The country with 88 million inhabitants has also stated that it is willing to send peacekeeping troops to Ukraine if an agreement is reached with Russia and will assume a leadership role in Black Sea security.

Deteriorated Relations

However, relations between the EU and Turkey have deteriorated over the years and have not been helped at all by Erdoğan's shift towards autocracy and his crackdown on opposition mayors. Although officially a candidate for EU membership, negotiations have been frozen since 2018.

To take the first steps towards rapprochement, Kos attended a ceremony in Ankara where the European Investment Bank and Turkey signed €200 million in loans for renewable energy projects. The EIB suspended new loans to Turkey in 2019 due to a dispute over oil and gas drilling off the coast of Cyprus.

Also on Friday, the Commission presented a study on "promoting an interregional connectivity agenda" with Turkey, Central Europe, and the South Caucasus. The study, consulted by Politico, outlines the need for investments to strengthen transport, trade, energy, and digital connections along the Trans-Caspian Corridor, linking China, Central Asia, the South Caucasus, and the Black Sea.
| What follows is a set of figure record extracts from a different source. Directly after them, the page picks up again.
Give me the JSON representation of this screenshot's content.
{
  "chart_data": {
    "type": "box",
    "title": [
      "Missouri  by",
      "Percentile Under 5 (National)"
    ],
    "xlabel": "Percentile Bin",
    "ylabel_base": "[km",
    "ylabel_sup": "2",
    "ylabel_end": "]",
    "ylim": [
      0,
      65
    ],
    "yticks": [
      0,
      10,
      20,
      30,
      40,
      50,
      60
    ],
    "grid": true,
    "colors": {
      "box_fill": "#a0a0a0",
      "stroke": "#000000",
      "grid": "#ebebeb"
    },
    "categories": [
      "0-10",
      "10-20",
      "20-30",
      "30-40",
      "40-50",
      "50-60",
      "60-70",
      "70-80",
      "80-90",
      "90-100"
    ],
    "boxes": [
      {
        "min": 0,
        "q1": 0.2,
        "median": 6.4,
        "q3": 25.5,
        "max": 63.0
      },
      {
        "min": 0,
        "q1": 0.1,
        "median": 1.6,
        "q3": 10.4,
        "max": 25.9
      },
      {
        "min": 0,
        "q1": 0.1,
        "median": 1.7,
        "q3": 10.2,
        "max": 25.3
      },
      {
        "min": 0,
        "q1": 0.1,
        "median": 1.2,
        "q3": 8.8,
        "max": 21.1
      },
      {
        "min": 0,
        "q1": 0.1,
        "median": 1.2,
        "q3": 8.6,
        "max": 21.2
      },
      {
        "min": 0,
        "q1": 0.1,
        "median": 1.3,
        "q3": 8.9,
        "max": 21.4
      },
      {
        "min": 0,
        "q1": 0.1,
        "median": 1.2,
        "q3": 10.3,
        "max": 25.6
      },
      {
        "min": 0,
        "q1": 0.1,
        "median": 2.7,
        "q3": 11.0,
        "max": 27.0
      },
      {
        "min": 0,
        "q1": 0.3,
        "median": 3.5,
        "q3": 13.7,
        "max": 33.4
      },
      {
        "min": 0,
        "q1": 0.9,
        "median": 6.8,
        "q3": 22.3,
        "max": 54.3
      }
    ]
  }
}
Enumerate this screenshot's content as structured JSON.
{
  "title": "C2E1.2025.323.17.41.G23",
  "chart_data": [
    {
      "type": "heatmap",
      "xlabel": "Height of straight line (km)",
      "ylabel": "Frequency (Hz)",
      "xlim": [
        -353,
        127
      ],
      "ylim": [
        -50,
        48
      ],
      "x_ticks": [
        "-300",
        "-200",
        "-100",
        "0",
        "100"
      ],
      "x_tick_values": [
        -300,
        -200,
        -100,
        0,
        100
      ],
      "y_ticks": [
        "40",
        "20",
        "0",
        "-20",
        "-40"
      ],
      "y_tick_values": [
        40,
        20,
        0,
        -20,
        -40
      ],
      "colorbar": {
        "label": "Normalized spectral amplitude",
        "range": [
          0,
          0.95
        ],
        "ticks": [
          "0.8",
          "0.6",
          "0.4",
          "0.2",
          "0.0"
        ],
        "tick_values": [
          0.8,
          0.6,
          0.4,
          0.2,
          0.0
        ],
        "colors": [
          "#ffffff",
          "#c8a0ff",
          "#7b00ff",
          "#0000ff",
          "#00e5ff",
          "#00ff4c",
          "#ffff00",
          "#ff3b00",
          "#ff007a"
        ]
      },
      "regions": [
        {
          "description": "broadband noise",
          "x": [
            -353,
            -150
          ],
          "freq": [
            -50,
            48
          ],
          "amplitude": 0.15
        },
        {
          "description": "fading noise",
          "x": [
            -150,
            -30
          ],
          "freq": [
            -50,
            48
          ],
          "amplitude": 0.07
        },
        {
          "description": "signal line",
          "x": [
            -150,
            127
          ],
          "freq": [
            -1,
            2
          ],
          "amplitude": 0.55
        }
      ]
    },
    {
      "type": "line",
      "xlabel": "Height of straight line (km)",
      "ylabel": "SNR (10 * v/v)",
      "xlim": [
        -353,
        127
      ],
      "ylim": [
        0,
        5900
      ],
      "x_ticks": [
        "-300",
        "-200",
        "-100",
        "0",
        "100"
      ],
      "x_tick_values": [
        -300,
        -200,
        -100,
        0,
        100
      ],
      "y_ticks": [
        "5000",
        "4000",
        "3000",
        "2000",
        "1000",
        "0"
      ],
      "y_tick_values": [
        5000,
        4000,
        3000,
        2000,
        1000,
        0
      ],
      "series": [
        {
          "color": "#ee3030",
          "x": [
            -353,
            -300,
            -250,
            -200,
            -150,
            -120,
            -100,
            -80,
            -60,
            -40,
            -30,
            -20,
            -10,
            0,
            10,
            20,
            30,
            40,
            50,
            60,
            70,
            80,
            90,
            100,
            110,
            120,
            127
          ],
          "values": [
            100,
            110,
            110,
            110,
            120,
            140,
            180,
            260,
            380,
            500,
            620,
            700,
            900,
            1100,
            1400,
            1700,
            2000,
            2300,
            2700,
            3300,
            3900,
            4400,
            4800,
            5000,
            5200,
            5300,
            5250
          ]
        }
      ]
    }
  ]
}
These are symbolic first steps towards bringing Ankara back into the EU, but they are not what Turkey truly wants from the EU - an updated customs union agreement. The old agreement was signed in 1995.

The new trade agreements signed by Brussels with India and the Mercosur group of South American countries put Turkey at a competitive disadvantage. Once these come into effect, Ankara will be required to grant duty-free access to goods from these countries, but this benefit will not be reciprocated.
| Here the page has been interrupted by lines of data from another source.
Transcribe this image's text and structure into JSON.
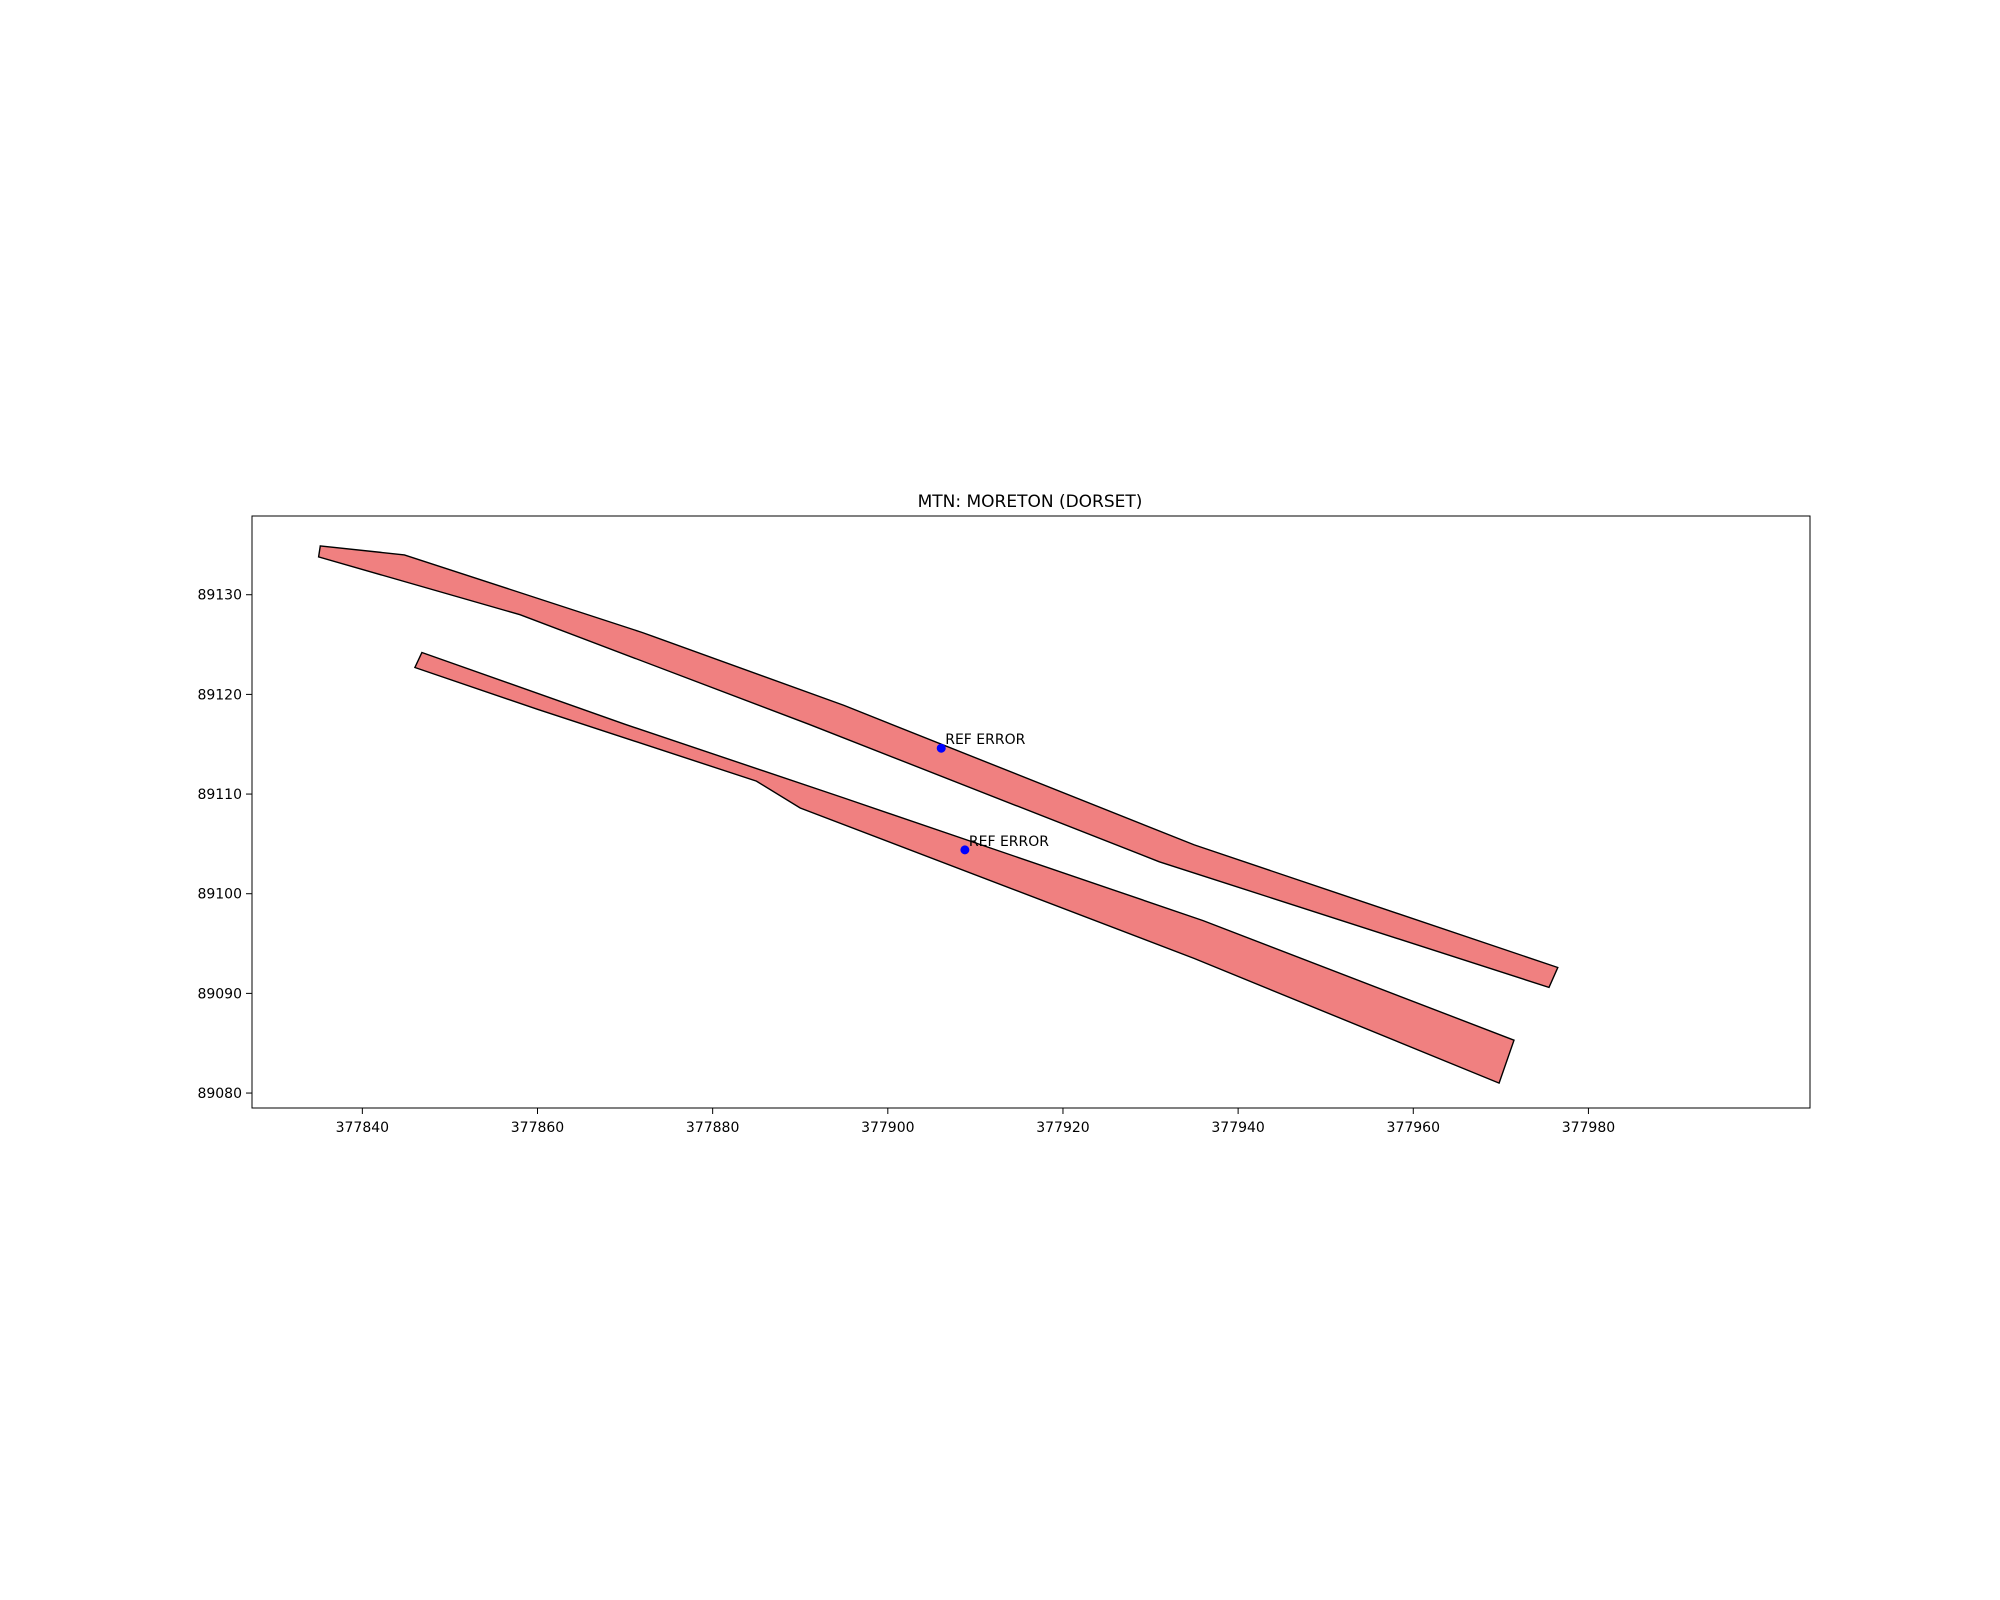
{
  "chart_data": {
    "type": "map",
    "title": "MTN: MORETON (DORSET)",
    "xlabel": "",
    "ylabel": "",
    "xlim": [
      377827.4,
      378005.3
    ],
    "ylim": [
      89078.5,
      89137.9
    ],
    "xticks": [
      377840,
      377860,
      377880,
      377900,
      377920,
      377940,
      377960,
      377980
    ],
    "yticks": [
      89080,
      89090,
      89100,
      89110,
      89120,
      89130
    ],
    "grid": false,
    "legend": "none",
    "polygon_fill": "#f08080",
    "polygon_edge": "#000000",
    "marker_color": "#0000ff",
    "polygons": [
      {
        "points": [
          [
            377835.2,
            89134.9
          ],
          [
            377844.8,
            89134.0
          ],
          [
            377872.0,
            89126.2
          ],
          [
            377895.0,
            89118.9
          ],
          [
            377935.0,
            89104.9
          ],
          [
            377976.5,
            89092.6
          ],
          [
            377975.5,
            89090.6
          ],
          [
            377931.0,
            89103.2
          ],
          [
            377891.0,
            89117.0
          ],
          [
            377858.0,
            89128.0
          ],
          [
            377835.0,
            89133.8
          ]
        ]
      },
      {
        "points": [
          [
            377846.8,
            89124.2
          ],
          [
            377870.0,
            89117.0
          ],
          [
            377895.0,
            89109.6
          ],
          [
            377936.0,
            89097.3
          ],
          [
            377971.5,
            89085.3
          ],
          [
            377969.8,
            89081.0
          ],
          [
            377935.0,
            89093.5
          ],
          [
            377890.0,
            89108.6
          ],
          [
            377885.0,
            89111.3
          ],
          [
            377860.0,
            89118.5
          ],
          [
            377846.0,
            89122.7
          ]
        ]
      }
    ],
    "points": [
      {
        "x": 377906.1,
        "y": 89114.6,
        "label": "REF ERROR"
      },
      {
        "x": 377908.8,
        "y": 89104.4,
        "label": "REF ERROR"
      }
    ]
  }
}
Even Ekrem İmamoğlu, the democratically elected mayor of Istanbul, whose arrest in March last year sparked massive nationwide protests and international condemnation, has advocated for modernizing the customs union agreement.

In a message from his cell to European Commission President Ursula von der Leyen, European Council President António Costa, and Parliament President Roberta Metsola, İmamoğlu called on the EU to modernize the customs union agreement with Turkey.
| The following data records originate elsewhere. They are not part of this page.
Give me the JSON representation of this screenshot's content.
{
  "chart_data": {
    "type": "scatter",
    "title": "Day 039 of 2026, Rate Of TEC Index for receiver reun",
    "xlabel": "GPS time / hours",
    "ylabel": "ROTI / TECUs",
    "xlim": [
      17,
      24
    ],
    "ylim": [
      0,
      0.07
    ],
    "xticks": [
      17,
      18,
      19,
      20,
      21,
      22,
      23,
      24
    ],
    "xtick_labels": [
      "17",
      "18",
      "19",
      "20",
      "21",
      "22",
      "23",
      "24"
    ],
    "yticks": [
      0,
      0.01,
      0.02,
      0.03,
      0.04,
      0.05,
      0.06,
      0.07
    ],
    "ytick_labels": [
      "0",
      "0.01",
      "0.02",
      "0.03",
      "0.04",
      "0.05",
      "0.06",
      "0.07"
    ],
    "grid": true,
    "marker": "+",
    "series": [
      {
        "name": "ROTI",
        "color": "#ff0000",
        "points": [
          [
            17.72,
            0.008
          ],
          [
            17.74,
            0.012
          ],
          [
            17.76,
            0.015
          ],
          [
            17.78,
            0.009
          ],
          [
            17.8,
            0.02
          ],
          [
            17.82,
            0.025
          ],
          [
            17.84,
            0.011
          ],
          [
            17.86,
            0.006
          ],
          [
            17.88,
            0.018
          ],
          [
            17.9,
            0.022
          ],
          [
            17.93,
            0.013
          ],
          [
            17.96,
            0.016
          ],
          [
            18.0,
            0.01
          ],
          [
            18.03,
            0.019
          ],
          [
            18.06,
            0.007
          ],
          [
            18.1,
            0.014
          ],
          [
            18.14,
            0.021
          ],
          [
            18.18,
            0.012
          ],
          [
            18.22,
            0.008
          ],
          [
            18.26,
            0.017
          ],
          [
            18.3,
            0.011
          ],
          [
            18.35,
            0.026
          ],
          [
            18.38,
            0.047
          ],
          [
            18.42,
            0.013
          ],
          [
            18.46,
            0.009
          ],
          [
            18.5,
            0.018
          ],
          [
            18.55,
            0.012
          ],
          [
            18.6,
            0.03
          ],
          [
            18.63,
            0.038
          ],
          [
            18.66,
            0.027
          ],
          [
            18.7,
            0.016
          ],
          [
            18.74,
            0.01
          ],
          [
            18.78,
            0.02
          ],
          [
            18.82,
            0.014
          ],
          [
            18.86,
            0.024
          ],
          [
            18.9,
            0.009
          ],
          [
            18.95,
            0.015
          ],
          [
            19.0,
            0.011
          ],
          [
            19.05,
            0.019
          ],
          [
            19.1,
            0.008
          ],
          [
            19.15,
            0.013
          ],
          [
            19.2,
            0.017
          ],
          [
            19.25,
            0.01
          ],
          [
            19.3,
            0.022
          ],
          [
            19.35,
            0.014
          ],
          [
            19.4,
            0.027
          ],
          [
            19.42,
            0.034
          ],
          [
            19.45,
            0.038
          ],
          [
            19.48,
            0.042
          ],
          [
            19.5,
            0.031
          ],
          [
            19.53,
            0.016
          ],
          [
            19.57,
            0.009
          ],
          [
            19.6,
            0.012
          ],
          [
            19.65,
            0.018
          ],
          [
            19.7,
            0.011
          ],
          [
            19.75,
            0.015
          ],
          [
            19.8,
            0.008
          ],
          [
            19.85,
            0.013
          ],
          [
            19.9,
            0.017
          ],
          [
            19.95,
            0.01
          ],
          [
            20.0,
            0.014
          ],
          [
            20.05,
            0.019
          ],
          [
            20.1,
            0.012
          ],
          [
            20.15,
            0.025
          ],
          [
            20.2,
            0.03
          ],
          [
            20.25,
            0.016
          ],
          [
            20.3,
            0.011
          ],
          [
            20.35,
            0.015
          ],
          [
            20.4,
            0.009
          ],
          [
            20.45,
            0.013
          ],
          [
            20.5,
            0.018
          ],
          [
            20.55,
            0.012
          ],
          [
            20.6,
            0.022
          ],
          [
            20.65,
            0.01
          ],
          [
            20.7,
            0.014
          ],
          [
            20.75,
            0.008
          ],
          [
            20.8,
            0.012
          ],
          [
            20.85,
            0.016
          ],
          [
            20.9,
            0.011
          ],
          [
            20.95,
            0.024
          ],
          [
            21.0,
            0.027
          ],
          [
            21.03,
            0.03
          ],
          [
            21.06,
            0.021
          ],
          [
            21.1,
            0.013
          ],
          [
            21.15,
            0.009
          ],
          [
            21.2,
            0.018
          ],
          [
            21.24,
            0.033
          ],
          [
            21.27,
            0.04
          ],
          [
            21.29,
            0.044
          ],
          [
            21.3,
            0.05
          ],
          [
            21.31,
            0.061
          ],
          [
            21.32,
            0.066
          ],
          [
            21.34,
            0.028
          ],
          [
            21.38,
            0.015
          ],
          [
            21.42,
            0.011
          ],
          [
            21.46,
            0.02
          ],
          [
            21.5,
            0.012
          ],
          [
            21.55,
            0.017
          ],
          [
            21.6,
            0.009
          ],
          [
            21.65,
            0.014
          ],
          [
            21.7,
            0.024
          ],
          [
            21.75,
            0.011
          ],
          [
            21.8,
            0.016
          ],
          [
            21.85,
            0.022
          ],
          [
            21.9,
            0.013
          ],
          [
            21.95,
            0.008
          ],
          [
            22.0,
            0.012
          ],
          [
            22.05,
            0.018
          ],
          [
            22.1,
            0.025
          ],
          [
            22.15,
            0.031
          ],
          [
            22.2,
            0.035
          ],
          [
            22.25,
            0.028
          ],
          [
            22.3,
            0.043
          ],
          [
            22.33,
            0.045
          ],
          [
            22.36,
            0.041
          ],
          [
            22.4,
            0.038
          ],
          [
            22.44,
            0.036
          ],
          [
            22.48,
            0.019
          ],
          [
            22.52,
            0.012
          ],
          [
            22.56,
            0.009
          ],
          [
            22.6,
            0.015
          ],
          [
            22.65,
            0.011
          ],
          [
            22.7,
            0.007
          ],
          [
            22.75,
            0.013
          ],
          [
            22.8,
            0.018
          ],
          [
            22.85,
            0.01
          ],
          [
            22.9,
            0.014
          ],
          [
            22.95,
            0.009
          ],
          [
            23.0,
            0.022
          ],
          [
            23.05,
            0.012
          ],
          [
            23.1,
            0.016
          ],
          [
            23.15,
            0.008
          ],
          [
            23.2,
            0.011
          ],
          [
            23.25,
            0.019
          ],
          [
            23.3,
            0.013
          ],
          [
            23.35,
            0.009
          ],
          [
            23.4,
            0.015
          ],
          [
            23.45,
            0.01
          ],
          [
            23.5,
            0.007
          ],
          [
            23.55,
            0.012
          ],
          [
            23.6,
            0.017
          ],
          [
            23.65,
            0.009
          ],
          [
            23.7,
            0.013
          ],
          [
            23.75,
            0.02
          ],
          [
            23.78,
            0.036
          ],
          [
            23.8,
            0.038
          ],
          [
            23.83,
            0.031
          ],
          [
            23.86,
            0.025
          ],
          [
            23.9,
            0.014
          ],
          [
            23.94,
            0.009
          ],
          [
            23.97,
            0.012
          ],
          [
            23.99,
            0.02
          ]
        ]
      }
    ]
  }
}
"The Customs Union remains the only normative and rule-based framework that underpins Turkey-EU relations. Following the EU's free trade agreements with Mercosur and India, the asymmetrical consequences for Turkey have become increasingly visible," İmamoğlu said in a social media post on Thursday.

Issues with Greece and Cyprus

Updating Turkey's agreement would require approval from the European Council. However, Greece and Cyprus strongly oppose warming relations without a goodwill gesture first from Ankara.

Cyprus wants Ankara to allow its ships to enter Turkish ports, according to a EU official. Ankara does not recognize Cyprus due to the island's division in 1974 following a Turkish military invasion.

"The strength of any future partnership must be supported by good political relations with our member states and, in particular, by good neighborly relations and relations with Cyprus," Kos stated.

Cyprus' Deputy Minister for European Affairs Marilena Raouna told Politico that the country's presidency of the EU Council "can be an opportunity" for EU-Turkey relations.

She said that Cyprus "has engaged constructively. And we expect Turkey to engage constructively as well."

So far, Ankara has shown little willingness to extend an olive branch. Last year, it rejected the proposal of Cypriot President Nikos Christodoulides for Turkey to open its ports to Cypriot-flagged ships in exchange for easier access to European visas for Turkish businesspeople.

However, reshaping geopolitical and trade relations by U.S. President Donald Trump could push Europe and Turkey closer to each other.

"The world is changing, and history is accelerating. Turkey-EU relations also need to adapt," said Turkey's ambassador to the EU, Yaprak Balkan, to Politico.

"The way these relations can become stronger is by building on mutual interests. We hope we can build on this philosophy in a very concrete way. Turkey's strategic objective continues to be accession to the European Union, and this should be the guiding light in our relations," he added.